L'étude CARAVAGGIO, comparant apixaban et dalteparine doit se terminer en juin 2019.

Quels messages retenir de cette 2ème présentation?

  • Les AODs sont plus efficaces et plus sûrs que les AVKs dans l'insuffisance rénale à condition de respecter la posologie et de surveiller régulièrement la fonction rénale (périodicité des contrôles: ClcrC/10 (mois)).
  • En prévention, apixaban réduit le taux de MTEV chez les patients à haut risque.
  • Edoxaban, rivaroxaban et apixaban sont efficaces dans le traitement de la MTEV du patient cancéreux. La prudence est de rigueur en cas de cancer gastro-entérologique.

Références

  1. Patti, G., Cavallari, I., Hanon, O., De Caterina, R. The safety and efficacy of non-vitamin K antagonist oral anticoagulants in atrial fibrillation in the elderly. Int J Cardiol, 2018, 265, 118-124.
  2. Kirchhof, P., Benussi, S., Kotecha, D., Ahlsson, A., Atar, D., Casadei, B., et al. 2016 ESC Guidelines for the management of atrial fibrillation developed in collaboration with EACTS. Eur Heart J, 2016, 37 (38), 2893-2962.
  3. Bai, Y., Guo, S.D., Deng, H., Shantsila, A., Fauchier, L., Am, C.S., et al.
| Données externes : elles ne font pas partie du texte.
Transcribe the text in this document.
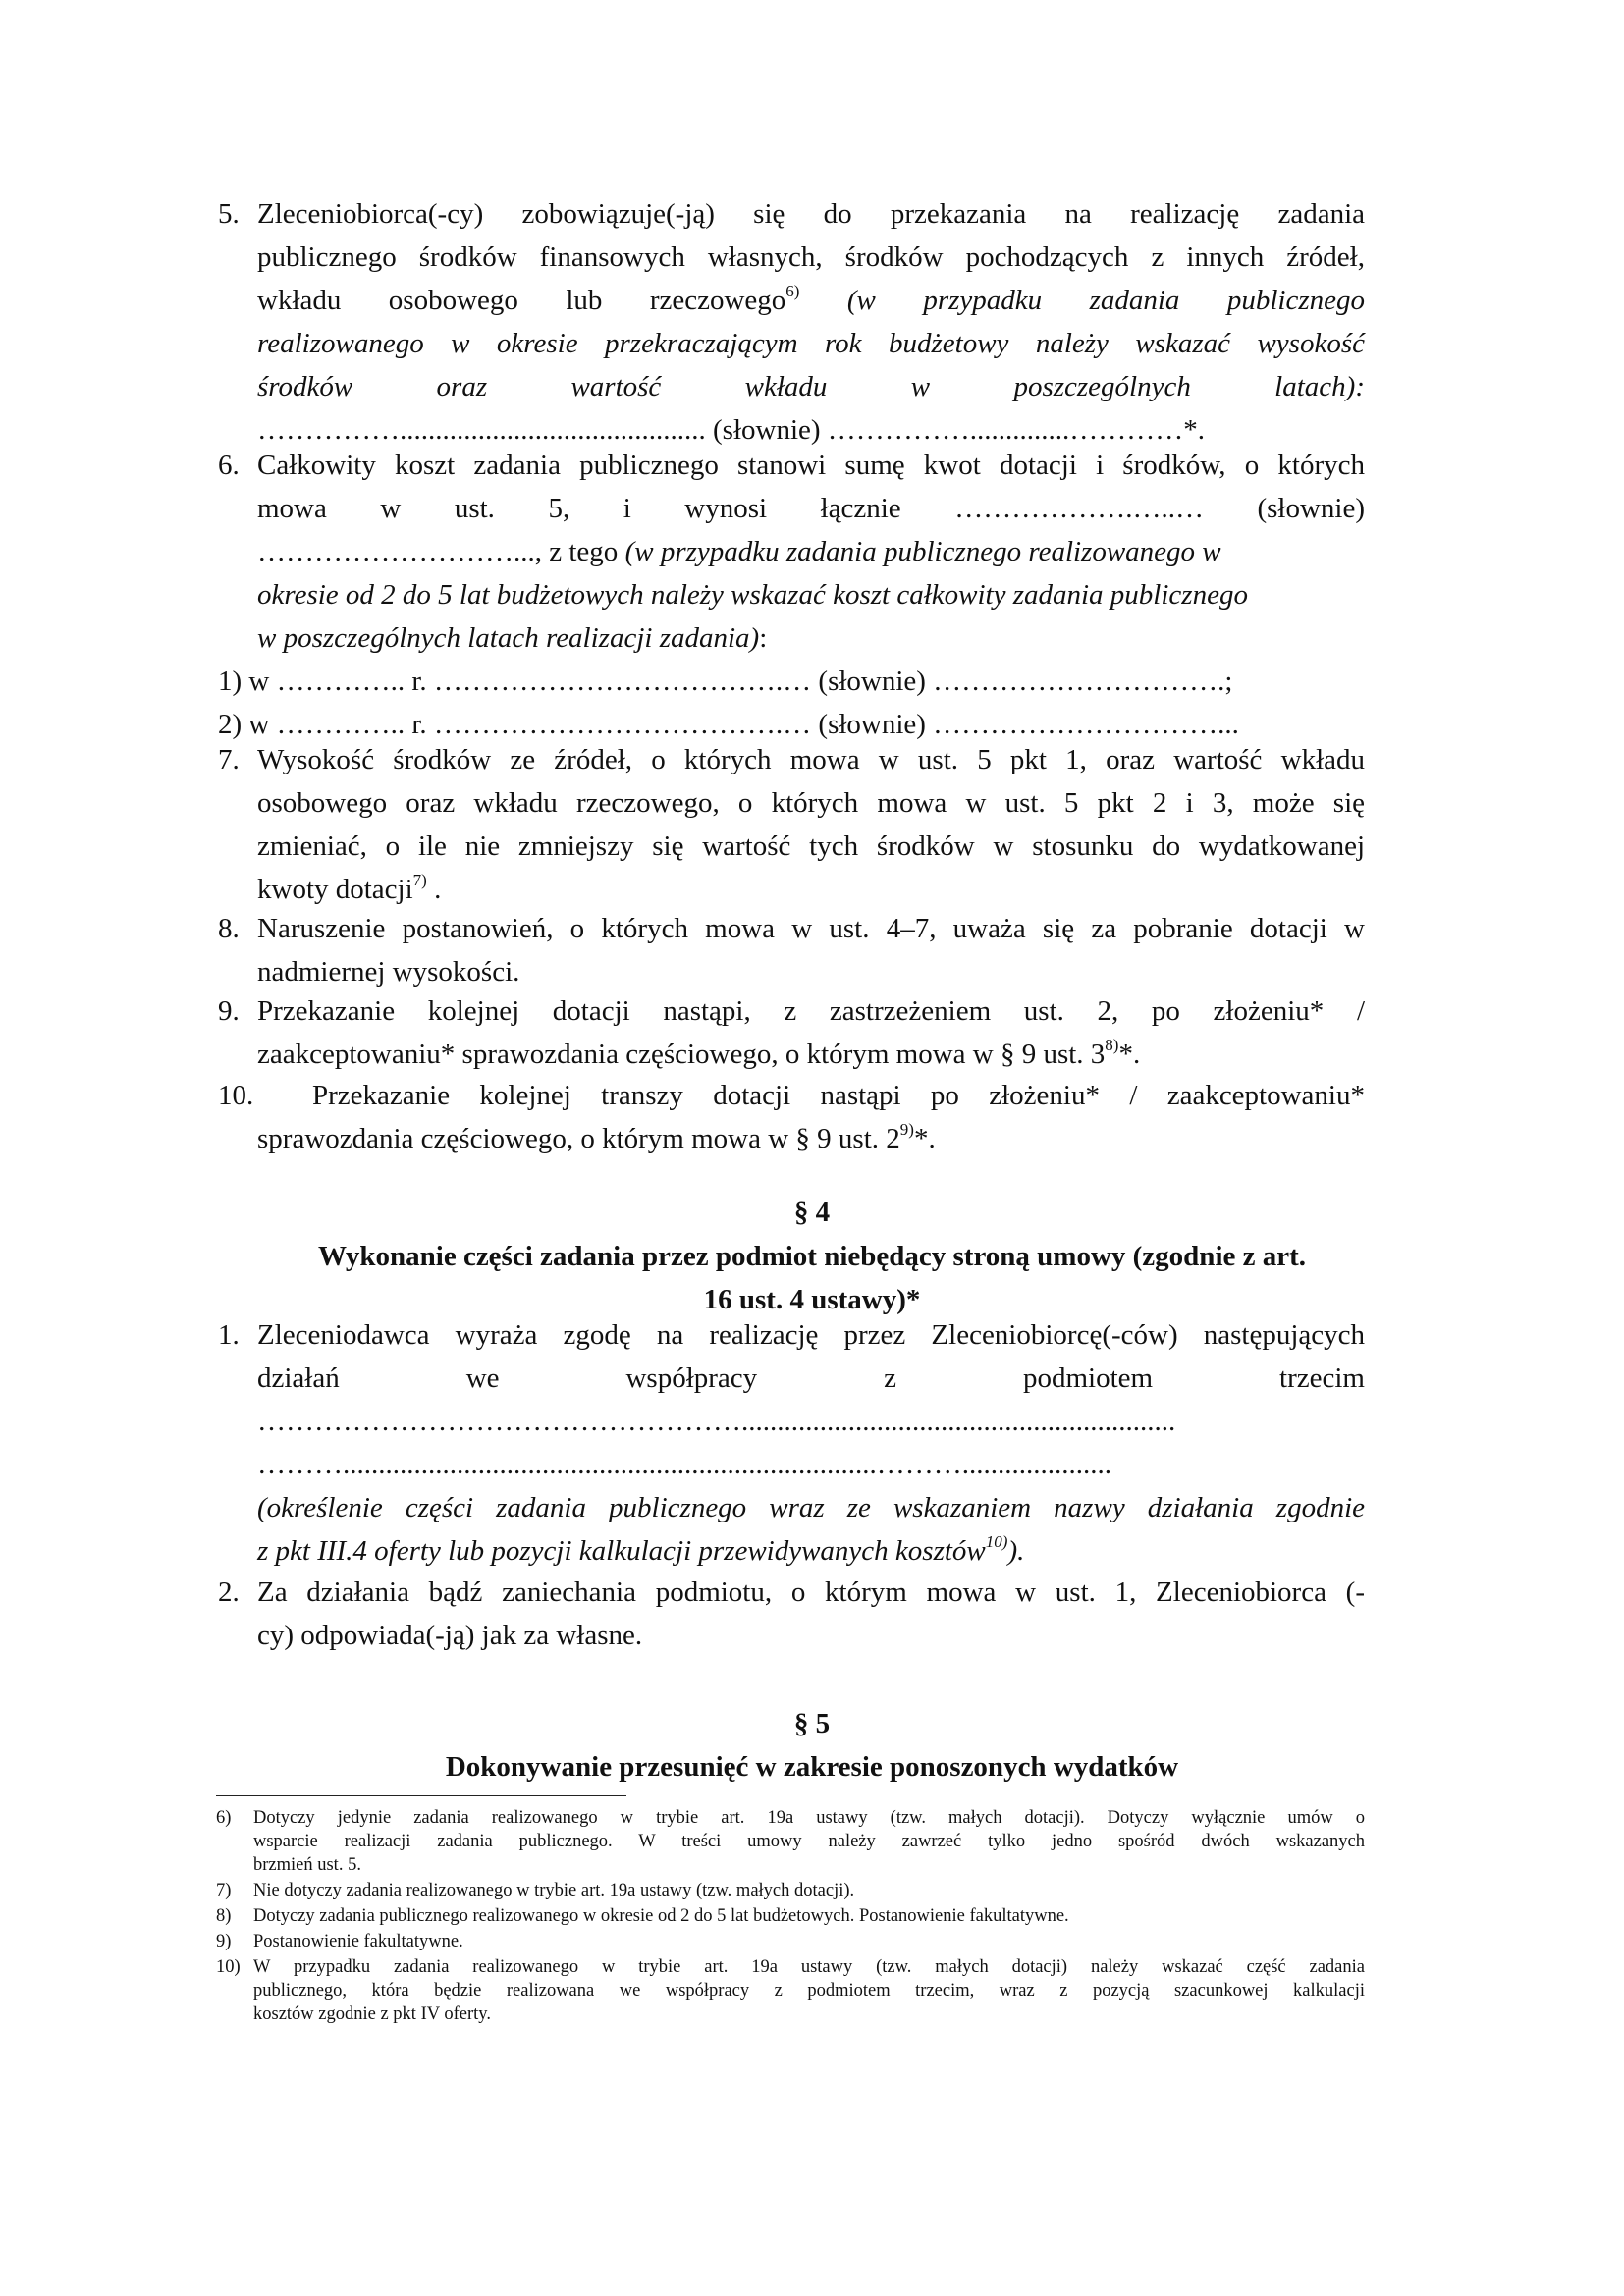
5. Zleceniobiorca(-cy) zobowiązuje(-ją) się do przekazania na realizację zadania
publicznego środków finansowych własnych, środków pochodzących z innych źródeł,
wkładu osobowego lub rzeczowego$^{6)}$ (w przypadku zadania publicznego
realizowanego w okresie przekraczającym rok budżetowy należy wskazać wysokość
środków oraz wartość wkładu w poszczególnych latach):
……………........................................... (słownie) ……………..............…………*.
6. Całkowity koszt zadania publicznego stanowi sumę kwot dotacji i środków, o których
mowa w ust. 5, i wynosi łącznie ……………….…..… (słownie)
………………………..., z tego (w przypadku zadania publicznego realizowanego w
okresie od 2 do 5 lat budżetowych należy wskazać koszt całkowity zadania publicznego
w poszczególnych latach realizacji zadania):
1) w ………….. r. ……………………………….… (słownie) ………………………….;
2) w ………….. r. ……………………………….… (słownie) …………………………...
7. Wysokość środków ze źródeł, o których mowa w ust. 5 pkt 1, oraz wartość wkładu
osobowego oraz wkładu rzeczowego, o których mowa w ust. 5 pkt 2 i 3, może się
zmieniać, o ile nie zmniejszy się wartość tych środków w stosunku do wydatkowanej
kwoty dotacji$^{7)}$ .
8. Naruszenie postanowień, o których mowa w ust. 4–7, uważa się za pobranie dotacji w
nadmiernej wysokości.
9. Przekazanie kolejnej dotacji nastąpi, z zastrzeżeniem ust. 2, po złożeniu* /
zaakceptowaniu* sprawozdania częściowego, o którym mowa w § 9 ust. 3$^{8)}$*.
10. Przekazanie kolejnej transzy dotacji nastąpi po złożeniu* / zaakceptowaniu*
sprawozdania częściowego, o którym mowa w § 9 ust. 2$^{9)}$*.
§ 4
Wykonanie części zadania przez podmiot niebędący stroną umowy (zgodnie z art.
16 ust. 4 ustawy)*
1. Zleceniodawca wyraża zgodę na realizację przez Zleceniobiorcę(-ców) następujących
działań we współpracy z podmiotem trzecim
…………………………………………….............................................................
………...........................................................................……….....................
(określenie części zadania publicznego wraz ze wskazaniem nazwy działania zgodnie
z pkt III.4 oferty lub pozycji kalkulacji przewidywanych kosztów$^{10)}$).
2. Za działania bądź zaniechania podmiotu, o którym mowa w ust. 1, Zleceniobiorca (-
cy) odpowiada(-ją) jak za własne.
§ 5
Dokonywanie przesunięć w zakresie ponoszonych wydatków
6) Dotyczy jedynie zadania realizowanego w trybie art. 19a ustawy (tzw. małych dotacji). Dotyczy wyłącznie umów o
wsparcie realizacji zadania publicznego. W treści umowy należy zawrzeć tylko jedno spośród dwóch wskazanych
brzmień ust. 5.
7) Nie dotyczy zadania realizowanego w trybie art. 19a ustawy (tzw. małych dotacji).
8) Dotyczy zadania publicznego realizowanego w okresie od 2 do 5 lat budżetowych. Postanowienie fakultatywne.
9) Postanowienie fakultatywne.
10) W przypadku zadania realizowanego w trybie art. 19a ustawy (tzw. małych dotacji) należy wskazać część zadania
publicznego, która będzie realizowana we współpracy z podmiotem trzecim, wraz z pozycją szacunkowej kalkulacji
kosztów zgodnie z pkt IV oferty.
Effectiveness and safety of oral anticoagulants in older patients with atrial fibrillation: a systematic review and meta-regression analysis. Age Agein, 2018, 47 (1), 9-17.
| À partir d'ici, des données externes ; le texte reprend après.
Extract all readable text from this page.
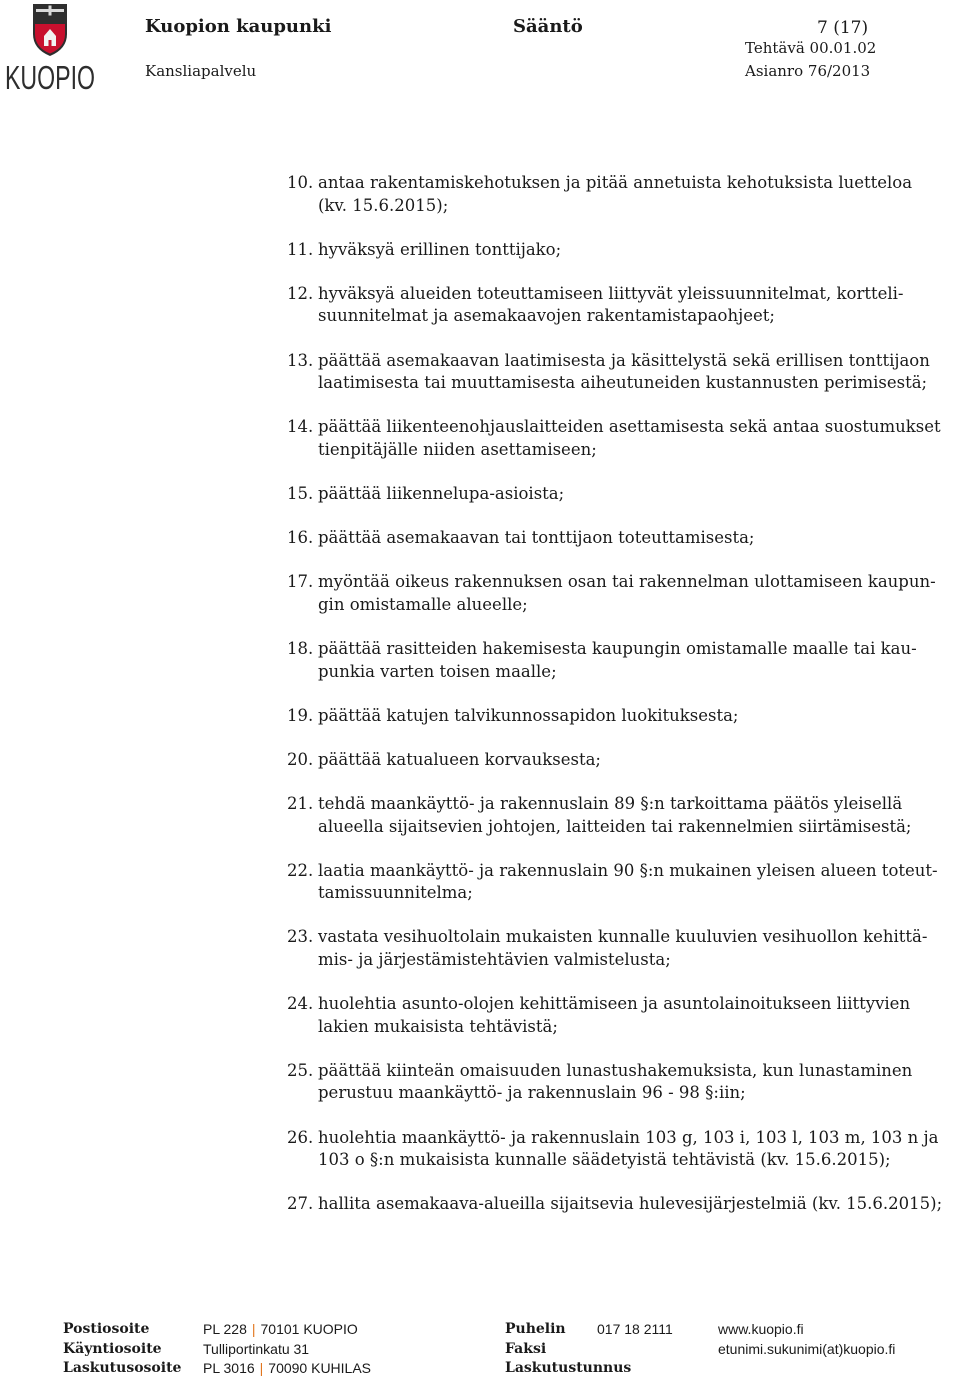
KUOPIO
Kuopion kaupunki	Sääntö	7 (17)
Tehtävä 00.01.02
Kansliapalvelu	Asianro 76/2013
10. antaa rakentamiskehotuksen ja pitää annetuista kehotuksista luetteloa
(kv. 15.6.2015);
11. hyväksyä erillinen tonttijako;
12. hyväksyä alueiden toteuttamiseen liittyvät yleissuunnitelmat, kortteli-
suunnitelmat ja asemakaavojen rakentamistapaohjeet;
13. päättää asemakaavan laatimisesta ja käsittelystä sekä erillisen tonttijaon
laatimisesta tai muuttamisesta aiheutuneiden kustannusten perimisestä;
14. päättää liikenteenohjauslaitteiden asettamisesta sekä antaa suostumukset
tienpitäjälle niiden asettamiseen;
15. päättää liikennelupa-asioista;
16. päättää asemakaavan tai tonttijaon toteuttamisesta;
17. myöntää oikeus rakennuksen osan tai rakennelman ulottamiseen kaupun-
gin omistamalle alueelle;
18. päättää rasitteiden hakemisesta kaupungin omistamalle maalle tai kau-
punkia varten toisen maalle;
19. päättää katujen talvikunnossapidon luokituksesta;
20. päättää katualueen korvauksesta;
21. tehdä maankäyttö- ja rakennuslain 89 §:n tarkoittama päätös yleisellä
alueella sijaitsevien johtojen, laitteiden tai rakennelmien siirtämisestä;
22. laatia maankäyttö- ja rakennuslain 90 §:n mukainen yleisen alueen toteut-
tamissuunnitelma;
23. vastata vesihuoltolain mukaisten kunnalle kuuluvien vesihuollon kehittä-
mis- ja järjestämistehtävien valmistelusta;
24. huolehtia asunto-olojen kehittämiseen ja asuntolainoitukseen liittyvien
lakien mukaisista tehtävistä;
25. päättää kiinteän omaisuuden lunastushakemuksista, kun lunastaminen
perustuu maankäyttö- ja rakennuslain 96 - 98 §:iin;
26. huolehtia maankäyttö- ja rakennuslain 103 g, 103 i, 103 l, 103 m, 103 n ja
103 o §:n mukaisista kunnalle säädetyistä tehtävistä (kv. 15.6.2015);
27. hallita asemakaava-alueilla sijaitsevia hulevesijärjestelmiä (kv. 15.6.2015);
Postiosoite	PL 228 | 70101 KUOPIO	Puhelin 017 18 2111	www.kuopio.fi
Käyntiosoite	Tulliportinkatu 31	Faksi	etunimi.sukunimi(at)kuopio.fi
Laskutusosoite PL 3016 | 70090 KUHILAS	Laskutustunnus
  4. Chao, T.F., Liu, C.J., Lin, Y.J., Chang, S.L., Lo, L.W., Hu, Y.F., et al. Oral Anticoagulation in Very Elderly Patients With Atrial Fibrillation: A Nationwide Cohort Study. Circulation, 2018, 138 (1), 37-47.
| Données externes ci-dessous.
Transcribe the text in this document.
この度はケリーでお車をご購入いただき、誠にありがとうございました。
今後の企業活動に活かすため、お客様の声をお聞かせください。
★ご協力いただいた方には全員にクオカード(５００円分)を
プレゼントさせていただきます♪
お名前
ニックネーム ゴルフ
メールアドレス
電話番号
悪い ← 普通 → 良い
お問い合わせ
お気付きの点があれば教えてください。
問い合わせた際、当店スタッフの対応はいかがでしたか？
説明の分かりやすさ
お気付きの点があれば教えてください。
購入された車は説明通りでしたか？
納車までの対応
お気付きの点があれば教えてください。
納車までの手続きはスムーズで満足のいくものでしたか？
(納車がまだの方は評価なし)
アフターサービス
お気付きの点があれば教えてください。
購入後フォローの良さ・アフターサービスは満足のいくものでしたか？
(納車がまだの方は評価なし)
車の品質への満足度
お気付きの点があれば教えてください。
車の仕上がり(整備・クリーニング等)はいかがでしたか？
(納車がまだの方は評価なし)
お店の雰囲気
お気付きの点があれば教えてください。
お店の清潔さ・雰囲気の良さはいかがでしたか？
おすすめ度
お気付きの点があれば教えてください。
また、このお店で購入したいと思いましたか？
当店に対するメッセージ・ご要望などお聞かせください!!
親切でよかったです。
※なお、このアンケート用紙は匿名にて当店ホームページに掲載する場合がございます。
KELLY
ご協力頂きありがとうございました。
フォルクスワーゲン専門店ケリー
  5. Vedovati, M.C., Giustozzi, M., Verdecchia, P., Pierpaoli, L., Conti, S., Verso, M., et al. Patients with cancer and atrial fibrillation treated with doacs: A prospective cohort study. Int J Cardiol, 2018, 69, 152-157.
  6. Khorana, A., Kuderer, N., Culakova, E., Lyman, G., Francis, C. Development and validation of a predictive model for chemotherapy-associated thrombosis. Blood, 2008, 111 (10), 4902-4907.
  7. Agnelli, G., Gussoni, G., Bianchini, C., Verso, M., Mandalà, M., Cavanna, L., et al. PROTECHT Investigators. Nadroparin for the prevention of thromboembolic events in ambulatory patients with metastatic or locally advanced solid cancer receiving chemotherapy: a randomised, placebo-controlled, double-blind study. Lancet Oncol, 2009, 10, 943-949.
  8. Agnelli, G., George, D.J., Kakkar, A.K., Fisher, W., Lassen, M.R., Mismetti, P., et al. SAVE-ONCO Investigators. Semuloparin for thrombophylaxis in patients receiving chemotherapy for cancer. N Engl J Med, 2012, 366 (7), 601-609.
  9. Raskob, G.E., van Es, N., Verhamme, P., Carrier, M., Di Nisio, M., Garcia, D., et al. Hokusai VTE Cancer Investigators. Edoxaban for the Treatment of Cancer-Associated Venous Thromboembolism. N Engl J Med, 2018, 378 (7), 615-624.